Alfred de Falloux à Francisque de Corcelle

25 juin 1856

Cher ami,

J'ai en hâte de vous écrire ce matin sur le plus pressé ; mais je n'ai pas moins à cœur de revenir sur ce qui touche Le Correspondant. Quel qu'ait été mon tort et son résultat, Le Correspondant y est absolument étranger et ne doit pas en souffrir. Permettez-moi d'ajouter que la situation est moins que jamais ce que je vous donne lieu de redouter. Nous venons d'avoir un dernier conseil avant-hier, avant le départ de Montalembert, Albert de Broglie y assistait : on y a renouvelé vis-à-vis les uns des autres l'engagement le plus catégorique de maintenir close toute polémique avec L'Univers, toute discussion avec d'autres catholiques et  ne les laisser jusqu'à nouvel ordre se réintroduire dans le journal par aucune sorte de voie indirecte. Le n° d'aujourd'hui vous porte, avec la protestation de Montalembert contre Lord Palmerston1, la réfutation de M. Thiers par M. Foisset2. Le n° prochain vous escortera du P. Lacordaire3 et de l'article d'Albert de Broglie4 contre Jules Simon, dans lequel il raturera une phrase de son article de décembre qu'il sait avoir déplu à Rome. Les Oratoriens reparaissent aussi aujourd'hui parmi nous, avec la pleine autorisation de l'Archevêché qui s'était lui-même un peu alarmé cet hiver. Voilà bien des garanties que notre pensée est désormais, cher ami, tout à fait en harmonie avec la vôtre. Permettez-moi d'en ajouter encore une qui aura plus de prix encore pour vous que toutes les autres. Bien loin d'affliger ou d'inquiéter Rome, Le Correspondant reçoit, depuis quelques semaines tous les encouragements qu'on lui avait refusés d'abord. Mon frère5 que son propre intérêt éclairerait sur les déplaisirs dont je pourrais être l'auteur, se déclare officiellement chargé de compliments sans réserve. Le légat a reçu individuellement M. de Montalembert, M. de Broglie et moi. Il nous a, je crois vous l'avoir déjà mandé, prodigué les démonstrations personnellement affectueuses et ne nous a pas adressé l'ombre d'un conseil pu d'une inquiétude quelconque, au sujet du Correspondant. Le Nonce6 a été beaucoup plus loin. J'ai eu deux entretiens fort graves avec lui au sujet de M. Cousin. Dans le dernier, il a paru me parler à cœur ouvert sur le Correspondant. Il m'a déclaré textuellement que sa seule crainte était que nous nous fatigassions d'écrire dans le Correspondant et le livrassions à des hommes secondaires.

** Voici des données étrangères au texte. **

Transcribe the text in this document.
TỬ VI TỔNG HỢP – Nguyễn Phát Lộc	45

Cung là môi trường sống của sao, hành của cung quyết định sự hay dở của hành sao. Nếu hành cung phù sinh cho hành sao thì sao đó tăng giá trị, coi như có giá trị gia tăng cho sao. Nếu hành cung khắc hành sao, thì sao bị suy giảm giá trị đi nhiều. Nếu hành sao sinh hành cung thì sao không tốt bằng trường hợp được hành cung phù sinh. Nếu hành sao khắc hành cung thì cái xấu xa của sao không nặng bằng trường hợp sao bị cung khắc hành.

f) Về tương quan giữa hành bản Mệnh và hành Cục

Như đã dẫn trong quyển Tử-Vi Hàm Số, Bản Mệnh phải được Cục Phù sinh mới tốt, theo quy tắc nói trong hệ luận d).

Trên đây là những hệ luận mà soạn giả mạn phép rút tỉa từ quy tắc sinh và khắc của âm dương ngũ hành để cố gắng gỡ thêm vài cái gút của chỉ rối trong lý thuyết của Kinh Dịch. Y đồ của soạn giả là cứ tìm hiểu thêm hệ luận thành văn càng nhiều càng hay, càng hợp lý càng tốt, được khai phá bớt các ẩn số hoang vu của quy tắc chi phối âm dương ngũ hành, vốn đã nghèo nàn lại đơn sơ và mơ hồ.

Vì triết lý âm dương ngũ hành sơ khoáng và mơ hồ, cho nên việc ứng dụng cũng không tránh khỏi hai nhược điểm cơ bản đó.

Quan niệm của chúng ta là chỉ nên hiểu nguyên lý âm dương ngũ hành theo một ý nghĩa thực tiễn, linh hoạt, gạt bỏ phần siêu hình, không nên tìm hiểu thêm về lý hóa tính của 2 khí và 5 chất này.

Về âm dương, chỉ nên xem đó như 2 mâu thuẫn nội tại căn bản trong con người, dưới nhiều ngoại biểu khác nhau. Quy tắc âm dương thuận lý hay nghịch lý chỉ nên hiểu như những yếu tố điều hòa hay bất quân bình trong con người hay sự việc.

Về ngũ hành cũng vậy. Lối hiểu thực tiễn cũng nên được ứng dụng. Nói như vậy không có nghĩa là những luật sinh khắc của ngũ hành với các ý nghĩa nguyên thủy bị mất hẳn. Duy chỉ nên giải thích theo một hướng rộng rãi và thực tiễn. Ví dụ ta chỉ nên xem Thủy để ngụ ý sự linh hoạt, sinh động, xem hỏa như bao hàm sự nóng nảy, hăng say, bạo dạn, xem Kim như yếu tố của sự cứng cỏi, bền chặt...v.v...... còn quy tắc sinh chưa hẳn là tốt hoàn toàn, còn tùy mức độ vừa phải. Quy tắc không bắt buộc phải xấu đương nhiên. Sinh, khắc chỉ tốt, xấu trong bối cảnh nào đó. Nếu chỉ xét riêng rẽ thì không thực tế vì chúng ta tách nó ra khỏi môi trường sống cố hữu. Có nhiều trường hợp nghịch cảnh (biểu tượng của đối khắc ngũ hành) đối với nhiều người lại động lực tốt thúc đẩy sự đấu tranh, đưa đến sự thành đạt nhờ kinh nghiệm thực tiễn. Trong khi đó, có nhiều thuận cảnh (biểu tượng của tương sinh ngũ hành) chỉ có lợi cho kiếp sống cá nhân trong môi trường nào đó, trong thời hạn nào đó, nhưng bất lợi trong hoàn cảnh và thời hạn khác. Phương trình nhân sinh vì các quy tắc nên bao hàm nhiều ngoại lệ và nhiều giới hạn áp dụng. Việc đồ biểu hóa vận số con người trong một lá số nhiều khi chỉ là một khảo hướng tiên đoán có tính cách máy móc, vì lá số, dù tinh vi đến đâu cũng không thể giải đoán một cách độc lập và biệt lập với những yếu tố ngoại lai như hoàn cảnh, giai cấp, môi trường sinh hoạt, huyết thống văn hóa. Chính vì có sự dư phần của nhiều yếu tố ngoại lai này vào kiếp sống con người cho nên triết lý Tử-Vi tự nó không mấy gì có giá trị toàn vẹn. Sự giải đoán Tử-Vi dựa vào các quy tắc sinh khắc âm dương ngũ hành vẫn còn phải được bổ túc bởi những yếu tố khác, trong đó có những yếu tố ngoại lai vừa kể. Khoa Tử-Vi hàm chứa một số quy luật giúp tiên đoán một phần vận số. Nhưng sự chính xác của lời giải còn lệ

Vous voyez donc, cher ami, que la position a bien grandi depuis votre départ. Nous sommes tous pénétrés de sa gravité et fermement résolus à m'encourir sérieusement aucun reproche de la nature de ceux que vous prévoyez. N'en continuez pas moins à nous prêter, et à moi bien particulièrement, le secours de votre correction et de vos inquiétudes ; mais ne laissez pas vous entraîner vous même jusqu'à un découragement que rien  ne justifie et ne privez pas pour un grief qui pèse sur moi seul, notre œuvre commune et la défense du S[ain]t Siège, de votre intervention si opportune, si manifestement indiquée et que rien ne pourrait remplacer. Le sujet que vous traitez d'ailleurs ne peut vous créer aucune ombre de solidarité avec nos polémiques intérieures ; et, quoique je me sente bien mal placé pour vous exhorter en ce moment, laissez-moi ajouter en toute sincérité, cher ami, qu'en donnant vous même votre ton et votre mesure dans le Correspondant vous nous créerez bien plus étroitement encore le devoir et le désir de vous y conformer à l'avenir.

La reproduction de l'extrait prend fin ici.